Cyclic vasoactive intestinal peptide analog of Formula I, or a pharmaceutically acceptable salt thereof:

{In meal X is hydrogen of the N-terminal amino of histidine, which may optionally be replaced by a hydrolyzable amino protecting group, most preferably by an acetyl group, Y is the hydroxy of the C-terminal carboxy of threonine which may be optionally substituted by a hydrolyzable carboxy protecting group, most preferably by NH ₂ , Underlined residues show side-to-side covalent linkages of the first (Lys ²¹ ) and last (Asp ²⁵ ) amino acids in the segment, R ² is Ser or Ala, R ⁵ is Thr, Ser, Asp, Gln, Pro or CαMeVal, R ¹⁶ is Gln, Ala or Arg, R ¹⁸ is Ala, Lys or Glu, R ²⁷ is Lys or Leu, provided that R ²⁷ must be Lys when R ⁵ is CαMeVal and R ¹⁶ is Arg, R ²⁸ is Lys or Asn. The compound of claim 1, wherein R ⁵ is Ser or CαMeVal. The compound of claim 2, wherein R ²⁷ is Lys. A compound selected from the group consisting of:

The compound of claim 1, wherein X- (SEQ ID NO: 8) -Y. A pharmaceutical composition comprising the compound of claim 1 and at least one pharmaceutically acceptable carrier or excipient.
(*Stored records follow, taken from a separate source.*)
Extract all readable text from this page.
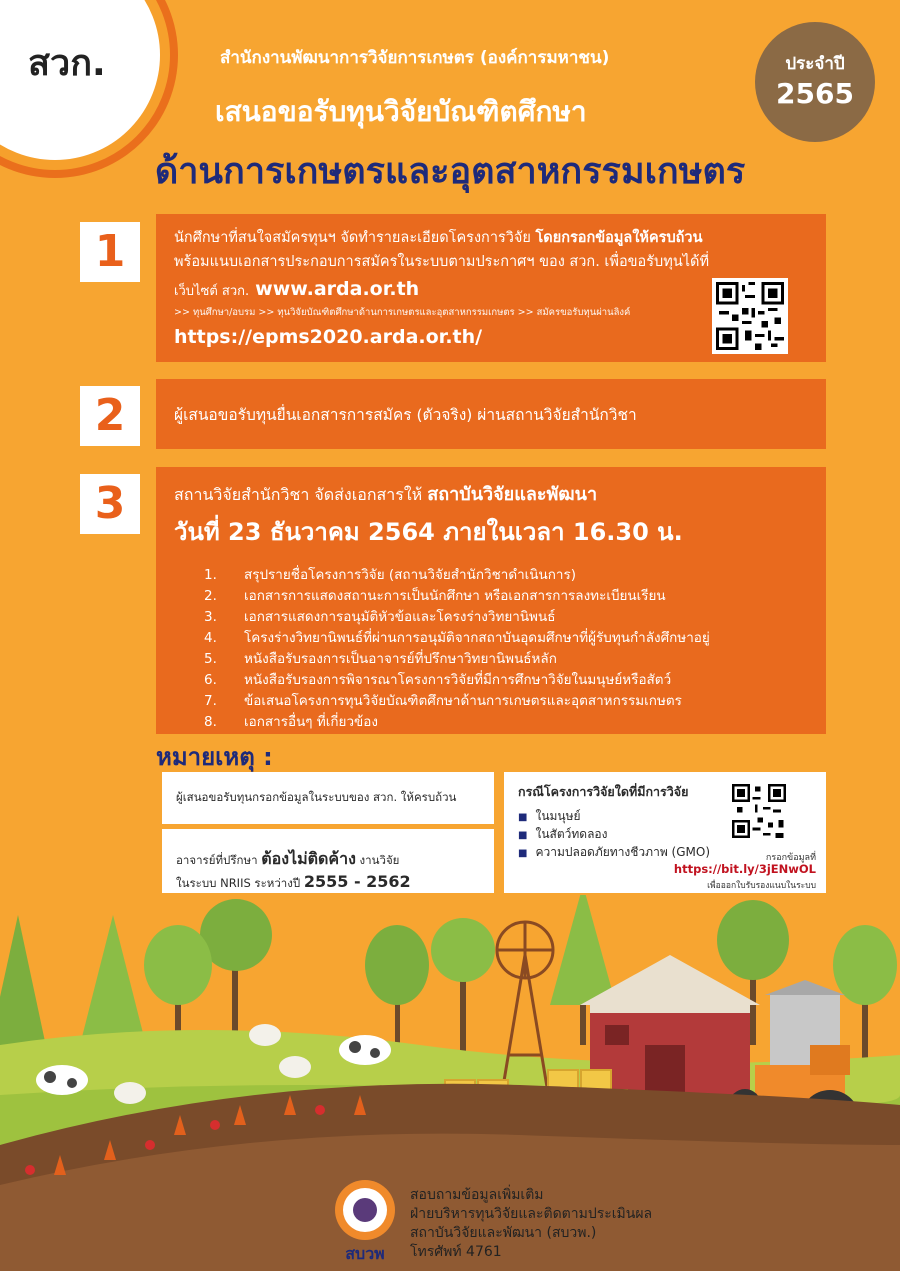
สวก.	สำนักงานพัฒนาการวิจัยการเกษตร (องค์การมหาชน)
เสนอขอรับทุนวิจัยบัณฑิตศึกษา
ด้านการเกษตรและอุตสาหกรรมเกษตร
ประจำปี
2565
1	นักศึกษาที่สนใจสมัครทุนฯ จัดทำรายละเอียดโครงการวิจัย โดยกรอกข้อมูลให้ครบถ้วน
พร้อมแนบเอกสารประกอบการสมัครในระบบตามประกาศฯ ของ สวก. เพื่อขอรับทุนได้ที่
เว็บไซต์ สวก. www.arda.or.th
>> ทุนศึกษา/อบรม >> ทุนวิจัยบัณฑิตศึกษาด้านการเกษตรและอุตสาหกรรมเกษตร >> สมัครขอรับทุนผ่านลิงค์
https://epms2020.arda.or.th/
2	ผู้เสนอขอรับทุนยื่นเอกสารการสมัคร (ตัวจริง) ผ่านสถานวิจัยสำนักวิชา
3	สถานวิจัยสำนักวิชา จัดส่งเอกสารให้ สถาบันวิจัยและพัฒนา
วันที่ 23 ธันวาคม 2564 ภายในเวลา 16.30 น.
1.	สรุปรายชื่อโครงการวิจัย (สถานวิจัยสำนักวิชาดำเนินการ)
2.	เอกสารการแสดงสถานะการเป็นนักศึกษา หรือเอกสารการลงทะเบียนเรียน
3.	เอกสารแสดงการอนุมัติหัวข้อและโครงร่างวิทยานิพนธ์
4.	โครงร่างวิทยานิพนธ์ที่ผ่านการอนุมัติจากสถาบันอุดมศึกษาที่ผู้รับทุนกำลังศึกษาอยู่
5.	หนังสือรับรองการเป็นอาจารย์ที่ปรึกษาวิทยานิพนธ์หลัก
6.	หนังสือรับรองการพิจารณาโครงการวิจัยที่มีการศึกษาวิจัยในมนุษย์หรือสัตว์
7.	ข้อเสนอโครงการทุนวิจัยบัณฑิตศึกษาด้านการเกษตรและอุตสาหกรรมเกษตร
8.	เอกสารอื่นๆ ที่เกี่ยวข้อง
หมายเหตุ :
ผู้เสนอขอรับทุนกรอกข้อมูลในระบบของ สวก. ให้ครบถ้วน
อาจารย์ที่ปรึกษา ต้องไม่ติดค้าง งานวิจัย
ในระบบ NRIIS ระหว่างปี 2555 - 2562
กรณีโครงการวิจัยใดที่มีการวิจัย
■ ในมนุษย์
■ ในสัตว์ทดลอง
■ ความปลอดภัยทางชีวภาพ (GMO)	กรอกข้อมูลที่
https://bit.ly/3jENwOL
เพื่อออกใบรับรองแนบในระบบ
สบวพ
สอบถามข้อมูลเพิ่มเติม
ฝ่ายบริหารทุนวิจัยและติดตามประเมินผล
สถาบันวิจัยและพัฒนา (สบวพ.)
โทรศัพท์ 4761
A method of treating pulmonary obstruction disease comprising administering to a patient with pulmonary obstruction disease an effective amount of a composition comprising the compound of claim 1 and at least one pharmaceutically acceptable carrier or excipient. Use of the compound of claim 1 for the manufacture of a medicament for the treatment of lung obstruction disease. A process for preparing the compound of claim 1. Invention as described herein above.